Dear brothers and sisters in Christ,
As I write this article, it is just two days before Ash Wednesday and the beginning of the Lenten season. As you read it, Lent has most likely already begun. This time of year, I hear the question again and again: “What are you giving up for Lent?” Or, perhaps a little more gently, “Are you giving anything up for Lent?”
The practice of ‘giving something up’ for Lent comes from one of the traditional practices of the season: fasting. But sometimes it seems as if this ancient practice has become trivialized. Lenten fasts become a second chance at failed New Year’s Resolutions, instead of practices aimed to
draw us closer to God. That’s not say that they can’t be good and meaningful, just that we ought to keep the purpose in mind when thinking about them.
Lent is a time to return to the Lord. To assess the ways our lives have gotten out of sync with God’s intention. Prayer, fasting, and almsgiving have been the three traditional practices of Lent that seek to help us do this. I’d like to share what I’ll be doing for each of these practices—not just fasting—for this Lent.
Prayer: St. Paul’s Stephen Ministry dedicated part of December and early January to creating a Lenten Devotional. For each day of Lent, beginning on Ash Wednesday and ending on Easter Sunday, there is a suggested Bible reading, a short reflection, and a prayer written by our Stephen Ministers. You can pick up a copy of the booklet in the narthex.
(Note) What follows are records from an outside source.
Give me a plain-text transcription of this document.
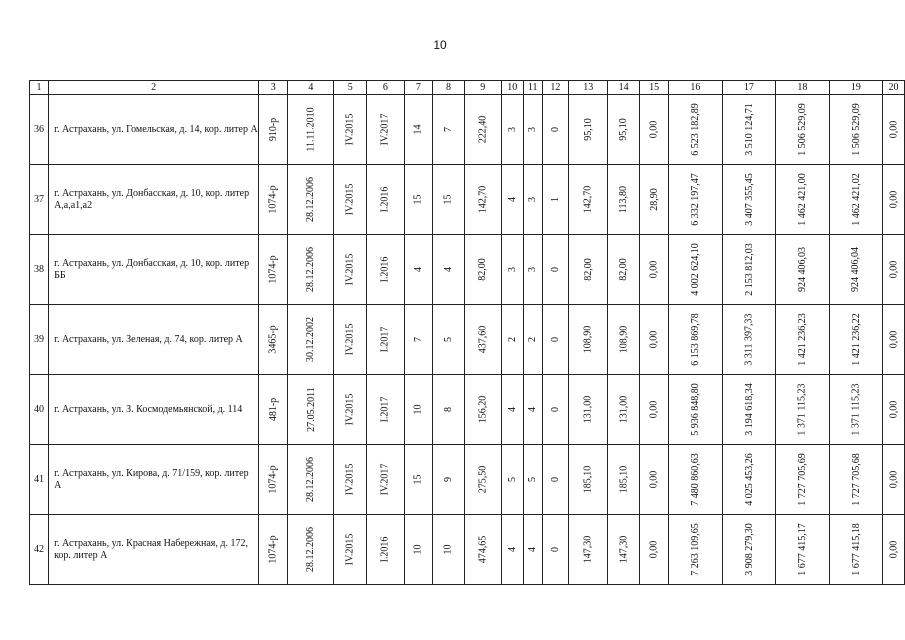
10
1	2	3	4	5	6	7	8	9	10	11	12	13	14	15	16	17	18	19	20
36	г. Астрахань, ул. Гомельская, д. 14, кор. литер А	910-р	11.11.2010	IV.2015	IV.2017	14	7	222,40	3	3	0	95,10	95,10	0,00	6 523 182,89	3 510 124,71	1 506 529,09	1 506 529,09	0,00
37	г. Астрахань, ул. Донбасская, д. 10, кор. литер А,а,а1,а2	1074-р	28.12.2006	IV.2015	I.2016	15	15	142,70	4	3	1	142,70	113,80	28,90	6 332 197,47	3 407 355,45	1 462 421,00	1 462 421,02	0,00
38	г. Астрахань, ул. Донбасская, д. 10, кор. литер ББ	1074-р	28.12.2006	IV.2015	I.2016	4	4	82,00	3	3	0	82,00	82,00	0,00	4 002 624,10	2 153 812,03	924 406,03	924 406,04	0,00
39	г. Астрахань, ул. Зеленая, д. 74, кор. литер А	3465-р	30.12.2002	IV.2015	I.2017	7	5	437,60	2	2	0	108,90	108,90	0,00	6 153 869,78	3 311 397,33	1 421 236,23	1 421 236,22	0,00
40	г. Астрахань, ул. З. Космодемьянской, д. 114	481-р	27.05.2011	IV.2015	I.2017	10	8	156,20	4	4	0	131,00	131,00	0,00	5 936 848,80	3 194 618,34	1 371 115,23	1 371 115,23	0,00
41	г. Астрахань, ул. Кирова, д. 71/159, кор. литер А	1074-р	28.12.2006	IV.2015	IV.2017	15	9	275,50	5	5	0	185,10	185,10	0,00	7 480 860,63	4 025 453,26	1 727 705,69	1 727 705,68	0,00
42	г. Астрахань, ул. Красная Набережная, д. 172, кор. литер А	1074-р	28.12.2006	IV.2015	I.2016	10	10	474,65	4	4	0	147,30	147,30	0,00	7 263 109,65	3 908 279,30	1 677 415,17	1 677 415,18	0,00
I’ll be starting my
morning with these devotions throughout Lent.
Fasting: ELCA Young Adults and ELCA Advocacy has teamed up to encourage folks to fast from single-use plastics this Lent. That means no plastic bags at the grocery store, no plastic silverware in take-out orders, and no single-use water bottles (among other things). This is a fast that’s going to take planning, but its goal is to become more attuned to how our actions affect God’s creation and to help us be better stewards of the earth. I don’t expect I’ll succeed perfectly at this fast, but I do expect to learn and grow.
Almsgiving: Also known as charity. Every Lent, our Sunday School leads St. Paul’s in collecting for a specific charity. This year, we will be raising funds to help provide honeybees and training to people in Iraq and Syria through Lutheran World Relief. Bees are essential to our environment and keeping them for honey is a valuable skill and income source for refugee families.
However you observe Lent—whether it’s through one or more of these practices, or something else entirely—I pray you have a blessed and holy season. May we be drawn in by God’s never-ceasing love, nourished in our faith, and (re-)shaped as God’s hands and feet in the world.